The TRC’s latest exhibition (on until the end of December 2022) explores how African, Asian and European textiles and dress have influenced each other. But their influences also extend to North America, as the following example illustrates.
The large tract of land now known as Louisiana (USA) was a French colony, officially until 1803 (the socalled Louisiana Purchase when the remaining French parts of Louisiana were ceded to the Americans). Louisiana included the busy port city of New Orleans, built in large part by enslaved labour. But New Orleans also had a population of between 400 to 800 gens de couleur libres, or free people of African descent. These free blacks spoke French and called themselves Creoles.

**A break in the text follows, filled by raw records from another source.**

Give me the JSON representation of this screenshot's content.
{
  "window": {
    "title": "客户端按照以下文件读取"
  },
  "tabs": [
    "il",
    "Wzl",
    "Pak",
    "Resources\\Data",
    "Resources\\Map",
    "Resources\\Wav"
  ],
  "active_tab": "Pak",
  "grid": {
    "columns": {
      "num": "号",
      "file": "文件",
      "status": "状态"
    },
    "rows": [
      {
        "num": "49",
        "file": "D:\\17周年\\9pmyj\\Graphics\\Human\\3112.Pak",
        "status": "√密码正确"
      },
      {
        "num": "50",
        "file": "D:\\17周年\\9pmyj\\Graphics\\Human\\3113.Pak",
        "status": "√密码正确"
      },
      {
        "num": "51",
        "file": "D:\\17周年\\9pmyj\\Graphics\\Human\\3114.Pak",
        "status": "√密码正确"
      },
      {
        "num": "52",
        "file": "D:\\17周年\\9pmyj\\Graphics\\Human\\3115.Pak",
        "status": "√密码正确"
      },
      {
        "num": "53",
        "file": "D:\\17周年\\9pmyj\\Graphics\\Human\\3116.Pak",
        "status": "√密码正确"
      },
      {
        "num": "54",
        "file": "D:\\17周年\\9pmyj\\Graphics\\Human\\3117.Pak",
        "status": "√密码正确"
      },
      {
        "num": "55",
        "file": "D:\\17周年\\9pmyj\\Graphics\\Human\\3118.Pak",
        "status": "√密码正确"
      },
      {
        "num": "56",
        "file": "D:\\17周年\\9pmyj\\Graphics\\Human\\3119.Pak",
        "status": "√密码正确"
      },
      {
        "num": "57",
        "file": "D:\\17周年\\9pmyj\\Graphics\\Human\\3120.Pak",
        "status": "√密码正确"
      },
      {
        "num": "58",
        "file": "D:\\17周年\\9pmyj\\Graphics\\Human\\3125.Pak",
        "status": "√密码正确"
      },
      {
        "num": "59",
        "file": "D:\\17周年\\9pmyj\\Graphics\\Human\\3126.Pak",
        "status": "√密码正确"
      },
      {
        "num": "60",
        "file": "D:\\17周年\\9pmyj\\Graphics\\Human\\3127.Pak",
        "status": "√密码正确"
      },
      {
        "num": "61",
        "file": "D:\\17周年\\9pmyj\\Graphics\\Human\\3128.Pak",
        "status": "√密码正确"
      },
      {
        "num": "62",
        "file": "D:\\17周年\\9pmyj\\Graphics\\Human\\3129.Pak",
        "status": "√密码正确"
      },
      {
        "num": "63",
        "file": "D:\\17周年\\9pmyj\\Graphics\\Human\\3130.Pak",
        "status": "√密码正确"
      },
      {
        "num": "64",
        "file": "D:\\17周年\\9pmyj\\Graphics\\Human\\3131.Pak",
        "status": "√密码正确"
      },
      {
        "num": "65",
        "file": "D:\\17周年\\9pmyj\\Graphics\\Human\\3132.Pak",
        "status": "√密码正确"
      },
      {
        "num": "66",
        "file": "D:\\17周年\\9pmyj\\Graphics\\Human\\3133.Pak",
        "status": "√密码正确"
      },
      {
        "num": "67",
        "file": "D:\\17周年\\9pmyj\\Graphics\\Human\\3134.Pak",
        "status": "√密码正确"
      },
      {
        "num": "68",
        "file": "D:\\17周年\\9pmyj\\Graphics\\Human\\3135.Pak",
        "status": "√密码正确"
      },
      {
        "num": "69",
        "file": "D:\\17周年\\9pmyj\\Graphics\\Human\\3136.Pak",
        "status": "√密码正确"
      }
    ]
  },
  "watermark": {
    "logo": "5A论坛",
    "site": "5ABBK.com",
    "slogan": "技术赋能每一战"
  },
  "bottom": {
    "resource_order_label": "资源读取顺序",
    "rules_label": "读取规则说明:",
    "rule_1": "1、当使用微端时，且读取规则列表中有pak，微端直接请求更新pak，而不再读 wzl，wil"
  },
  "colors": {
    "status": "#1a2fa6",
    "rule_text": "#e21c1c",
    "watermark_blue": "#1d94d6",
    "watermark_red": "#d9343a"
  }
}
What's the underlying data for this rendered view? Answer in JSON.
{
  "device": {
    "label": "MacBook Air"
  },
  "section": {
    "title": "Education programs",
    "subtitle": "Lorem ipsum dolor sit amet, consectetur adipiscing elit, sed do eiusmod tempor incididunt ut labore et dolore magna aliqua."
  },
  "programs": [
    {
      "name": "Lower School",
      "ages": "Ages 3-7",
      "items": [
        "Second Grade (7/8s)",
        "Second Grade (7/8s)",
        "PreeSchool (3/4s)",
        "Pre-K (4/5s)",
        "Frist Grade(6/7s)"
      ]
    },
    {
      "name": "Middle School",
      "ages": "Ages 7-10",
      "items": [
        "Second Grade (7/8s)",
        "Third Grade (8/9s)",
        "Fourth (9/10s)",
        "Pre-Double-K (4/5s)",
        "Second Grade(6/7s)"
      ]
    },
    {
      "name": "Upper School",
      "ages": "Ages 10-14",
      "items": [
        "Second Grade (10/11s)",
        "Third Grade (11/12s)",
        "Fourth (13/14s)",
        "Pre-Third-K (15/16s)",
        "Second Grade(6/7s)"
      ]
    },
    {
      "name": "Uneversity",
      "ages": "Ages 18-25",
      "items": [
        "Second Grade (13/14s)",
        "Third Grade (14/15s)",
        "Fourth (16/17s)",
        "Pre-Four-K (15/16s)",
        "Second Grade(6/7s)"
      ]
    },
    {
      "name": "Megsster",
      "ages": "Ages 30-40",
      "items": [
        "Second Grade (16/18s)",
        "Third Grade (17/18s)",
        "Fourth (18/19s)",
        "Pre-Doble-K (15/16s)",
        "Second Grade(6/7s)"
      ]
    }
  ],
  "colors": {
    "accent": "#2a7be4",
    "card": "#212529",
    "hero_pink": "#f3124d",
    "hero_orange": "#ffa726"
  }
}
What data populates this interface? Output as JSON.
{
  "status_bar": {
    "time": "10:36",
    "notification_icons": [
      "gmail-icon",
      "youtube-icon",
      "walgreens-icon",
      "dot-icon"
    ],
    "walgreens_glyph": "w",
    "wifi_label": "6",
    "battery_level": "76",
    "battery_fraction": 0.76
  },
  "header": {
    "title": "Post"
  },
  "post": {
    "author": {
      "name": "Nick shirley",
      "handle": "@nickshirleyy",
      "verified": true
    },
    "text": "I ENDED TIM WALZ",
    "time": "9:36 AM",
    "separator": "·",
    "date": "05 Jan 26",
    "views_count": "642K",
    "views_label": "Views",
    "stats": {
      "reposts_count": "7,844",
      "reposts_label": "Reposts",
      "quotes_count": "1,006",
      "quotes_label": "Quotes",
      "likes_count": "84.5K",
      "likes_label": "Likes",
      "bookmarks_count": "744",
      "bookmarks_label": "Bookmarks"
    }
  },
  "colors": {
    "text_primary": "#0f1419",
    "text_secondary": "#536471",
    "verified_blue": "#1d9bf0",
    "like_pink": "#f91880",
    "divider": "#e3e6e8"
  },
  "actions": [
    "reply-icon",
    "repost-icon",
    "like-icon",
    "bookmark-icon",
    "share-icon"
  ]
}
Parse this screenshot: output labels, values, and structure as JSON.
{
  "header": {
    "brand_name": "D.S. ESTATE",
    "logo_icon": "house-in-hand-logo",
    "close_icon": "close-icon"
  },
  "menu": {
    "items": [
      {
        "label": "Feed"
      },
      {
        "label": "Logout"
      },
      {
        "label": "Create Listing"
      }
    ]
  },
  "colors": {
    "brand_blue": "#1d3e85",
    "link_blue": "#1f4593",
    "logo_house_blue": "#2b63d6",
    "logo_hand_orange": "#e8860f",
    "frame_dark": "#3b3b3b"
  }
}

Painting of Creole woman in tignon, with lace collar and jewellery. From the Historic New Orleans Collection.For part of the 18th century, much of Louisiana was controlled by the Spanish. During that time, the Creole population doubled. Creole women had a reputation for beauty and for dressing elegantly. They worked as seamstresses and laundresses, kept taverns and boarding houses; wore European fashion and decorated their hair with feathers and jewels.
Louisiana’s Spanish Governor Esteban Rodríguez Miró was disturbed by reports of Creole women’s ‘haughty’ manners, their ‘excessive attention to dress’, and the many relationships between white men and Creole women.
In 1786 he enacted the tignon law: every free black woman in New Orleans now had to cover her hair with a scarf or handkerchief (called tignon, probably after the French word chignon, or hairstyle) in public, just like an enslaved woman. Hair could no longer be elaborately curled or decorated with feathers or jewellery. The law sought to remind Creole women of their “inferior” status.
Creole women began buying expensive, vibrantly coloured fabrics such as silks, which they draped around their hair in elaborate folds and tucks, like the West African headwraps called gele or the angisa of Surinam. They then used feathers, ribbons and jewellery to decorate the tignon.
Historian Carolyn Long writes that, "Instead of being considered a badge of dishonor, the tignon ... became a fashion statement. The bright reds, blues, and yellows of the scarves, and the imaginative wrapping techniques employed by their wearers, are said to have enhanced the beauty of the women of color." (A New Orleans Voudou Priestess: The Legend and Reality of Marie Laveau, University Press of Florida, 2006, p. 21).
The tignon law was eventually abandoned, but the headwrap remains. It can be found in the work of visual artist Chesley Antoinette Williams and on superstars like Beyonce, a symbol of beauty, creativity and resistance.